Dr. Richard Reynolds of Imperial College London spoke of the importance of philanthropy to research during a December 2015 visit from Nigel Furmston, a supporter of multiple sclerosis (MS) research, who came to the Hammersmith Campus to award the scientist and his team £50,000 to continue its work into disease development.
Furmston, whose wife Sharon suffers from MS, organized two fundraising campaigns in 2015: a golf event in June that generated £30,000, and a Grand Autumn Ball at Kings Chapel, Buckinghamshire in November, that raised £20,000. Throughout the past six years, Furmston has raised £94,000 to help Professor Reynolds’ research.
“Nigel’s continued support has made such a difference to our research, and I am hugely grateful for his extraordinary efforts this year,” said Dr. Reynolds in a recent Imperial College news release. “Donations like his allow us to go beyond what would be possible through conventional funding alone. His donation will be spent on an important piece of equipment that would otherwise have been difficult to acquire.”
Dr. Reynolds, a professor of cellular neurobiology in the university’s Department of Medicine, is studying the underlying processes of MS progression, in the hope that his efforts will open the way to new therapies to stop or slow the disease.
The donated money will be used to acquire a scanning fluorescence microscope, allowing the scientists to capture brain tissue images of MS patients and study those areas of damage that have been marked with fluorescence.

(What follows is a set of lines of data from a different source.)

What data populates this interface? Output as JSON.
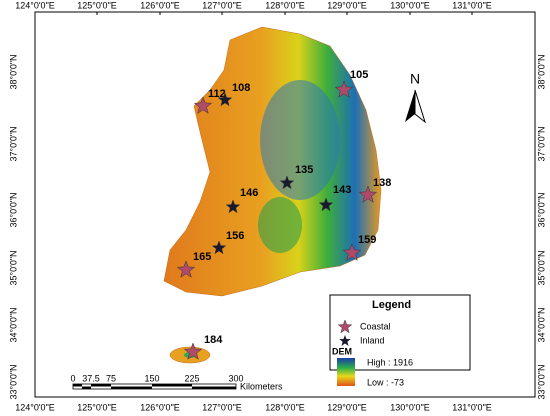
{
  "graticule": {
    "longitudes": [
      "124°0'0\"E",
      "125°0'0\"E",
      "126°0'0\"E",
      "127°0'0\"E",
      "128°0'0\"E",
      "129°0'0\"E",
      "130°0'0\"E",
      "131°0'0\"E"
    ],
    "latitudes": [
      "38°0'0\"N",
      "37°0'0\"N",
      "36°0'0\"N",
      "35°0'0\"N",
      "34°0'0\"N",
      "33°0'0\"N"
    ]
  },
  "coastal_stations": [
    "105",
    "112",
    "138",
    "159",
    "165",
    "184"
  ],
  "inland_stations": [
    "108",
    "135",
    "146",
    "143",
    "156"
  ],
  "north_arrow": "N",
  "legend": {
    "title": "Legend",
    "coastal": "Coastal",
    "inland": "Inland",
    "dem_title": "DEM",
    "high": "High : 1916",
    "low": "Low : -73"
  },
  "scale_bar": {
    "labels": [
      "0",
      "37.5",
      "75",
      "150",
      "225",
      "300"
    ],
    "unit": "Kilometers"
  }
}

“I’m delighted to know that Richard and his team are making so many important scientific breakthroughs in MS research and I look forward to continuing my fundraising activities further to support their work” Furmston said.

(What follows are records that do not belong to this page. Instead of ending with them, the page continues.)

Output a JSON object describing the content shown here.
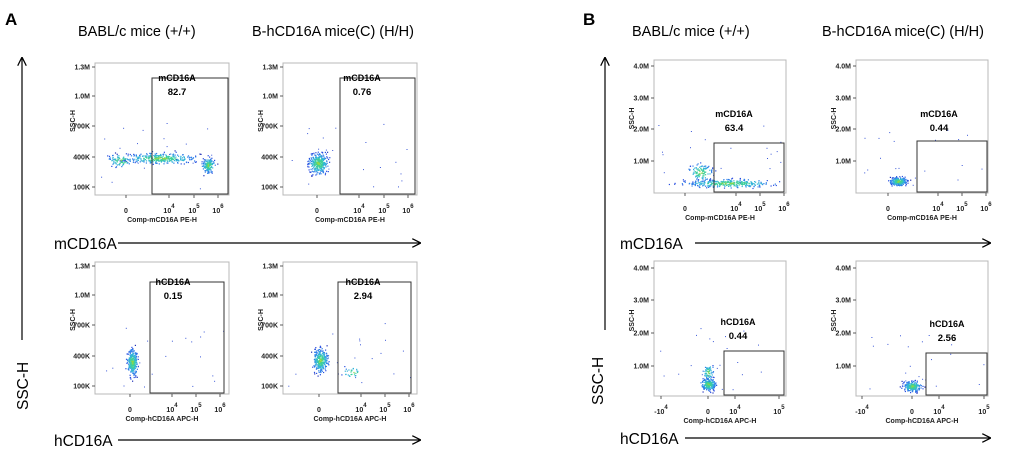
{
  "figure": {
    "panels": [
      {
        "label": "A",
        "column_titles": [
          "BABL/c mice (+/+)",
          "B-hCD16A mice(C) (H/H)"
        ],
        "x_arrow_labels": [
          "mCD16A",
          "hCD16A"
        ],
        "y_arrow_label": "SSC-H",
        "rows": [
          {
            "xaxis_label": "Comp-mCD16A PE-H",
            "yaxis_label": "SSC-H",
            "y_ticks": [
              "1.3M",
              "1.0M",
              "700K",
              "400K",
              "100K"
            ],
            "x_ticks": [
              {
                "base": "0"
              },
              {
                "base": "10",
                "exp": "4"
              },
              {
                "base": "10",
                "exp": "5"
              },
              {
                "base": "10",
                "exp": "6"
              }
            ]
          },
          {
            "xaxis_label": "Comp-hCD16A APC-H",
            "yaxis_label": "SSC-H",
            "y_ticks": [
              "1.3M",
              "1.0M",
              "700K",
              "400K",
              "100K"
            ],
            "x_ticks": [
              {
                "base": "0"
              },
              {
                "base": "10",
                "exp": "4"
              },
              {
                "base": "10",
                "exp": "5"
              },
              {
                "base": "10",
                "exp": "6"
              }
            ]
          }
        ]
      },
      {
        "label": "B",
        "column_titles": [
          "BABL/c mice (+/+)",
          "B-hCD16A mice(C) (H/H)"
        ],
        "x_arrow_labels": [
          "mCD16A",
          "hCD16A"
        ],
        "y_arrow_label": "SSC-H",
        "rows": [
          {
            "xaxis_label": "Comp-mCD16A PE-H",
            "yaxis_label": "SSC-H",
            "y_ticks": [
              "4.0M",
              "3.0M",
              "2.0M",
              "1.0M"
            ],
            "x_ticks": [
              {
                "base": "0"
              },
              {
                "base": "10",
                "exp": "4"
              },
              {
                "base": "10",
                "exp": "5"
              },
              {
                "base": "10",
                "exp": "6"
              }
            ]
          },
          {
            "xaxis_label": "Comp-hCD16A APC-H",
            "yaxis_label": "SSC-H",
            "y_ticks": [
              "4.0M",
              "3.0M",
              "2.0M",
              "1.0M"
            ],
            "x_ticks": [
              {
                "base": "-10",
                "exp": "4"
              },
              {
                "base": "0"
              },
              {
                "base": "10",
                "exp": "4"
              },
              {
                "base": "10",
                "exp": "5"
              }
            ]
          }
        ]
      }
    ]
  },
  "chart_data": [
    {
      "type": "scatter",
      "panel": "A",
      "group": "BABL/c mice (+/+)",
      "marker": "mCD16A",
      "x_label": "Comp-mCD16A PE-H",
      "y_label": "SSC-H",
      "gate": {
        "name": "mCD16A",
        "percent": "82.7"
      }
    },
    {
      "type": "scatter",
      "panel": "A",
      "group": "B-hCD16A mice(C) (H/H)",
      "marker": "mCD16A",
      "x_label": "Comp-mCD16A PE-H",
      "y_label": "SSC-H",
      "gate": {
        "name": "mCD16A",
        "percent": "0.76"
      }
    },
    {
      "type": "scatter",
      "panel": "A",
      "group": "BABL/c mice (+/+)",
      "marker": "hCD16A",
      "x_label": "Comp-hCD16A APC-H",
      "y_label": "SSC-H",
      "gate": {
        "name": "hCD16A",
        "percent": "0.15"
      }
    },
    {
      "type": "scatter",
      "panel": "A",
      "group": "B-hCD16A mice(C) (H/H)",
      "marker": "hCD16A",
      "x_label": "Comp-hCD16A APC-H",
      "y_label": "SSC-H",
      "gate": {
        "name": "hCD16A",
        "percent": "2.94"
      }
    },
    {
      "type": "scatter",
      "panel": "B",
      "group": "BABL/c mice (+/+)",
      "marker": "mCD16A",
      "x_label": "Comp-mCD16A PE-H",
      "y_label": "SSC-H",
      "gate": {
        "name": "mCD16A",
        "percent": "63.4"
      }
    },
    {
      "type": "scatter",
      "panel": "B",
      "group": "B-hCD16A mice(C) (H/H)",
      "marker": "mCD16A",
      "x_label": "Comp-mCD16A PE-H",
      "y_label": "SSC-H",
      "gate": {
        "name": "mCD16A",
        "percent": "0.44"
      }
    },
    {
      "type": "scatter",
      "panel": "B",
      "group": "BABL/c mice (+/+)",
      "marker": "hCD16A",
      "x_label": "Comp-hCD16A APC-H",
      "y_label": "SSC-H",
      "gate": {
        "name": "hCD16A",
        "percent": "0.44"
      }
    },
    {
      "type": "scatter",
      "panel": "B",
      "group": "B-hCD16A mice(C) (H/H)",
      "marker": "hCD16A",
      "x_label": "Comp-hCD16A APC-H",
      "y_label": "SSC-H",
      "gate": {
        "name": "hCD16A",
        "percent": "2.56"
      }
    }
  ]
}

Multiple sclerosis is characterized by inflammation, demyelination, and axonal loss at various sites throughout the central nervous system. These pathologies lead to a loss of neurological function. Areas of inflammation and demyelination are thought to be responsible for the acute symptoms that occur during relapses, while the progressive loss of neurological function is thought to occur through a combination of a failure of remyelination, axon loss, and neurodegeneration.
Imperial College’s MS research group is looking into the cellular and molecular events that precede these pathological changes, in particular the failure of remyelination and progressive neurodegeneration, according to its website.
There’s no cure for MS, but treatments can help to accelerate recovery from attacks, modify the disease course and manage symptoms.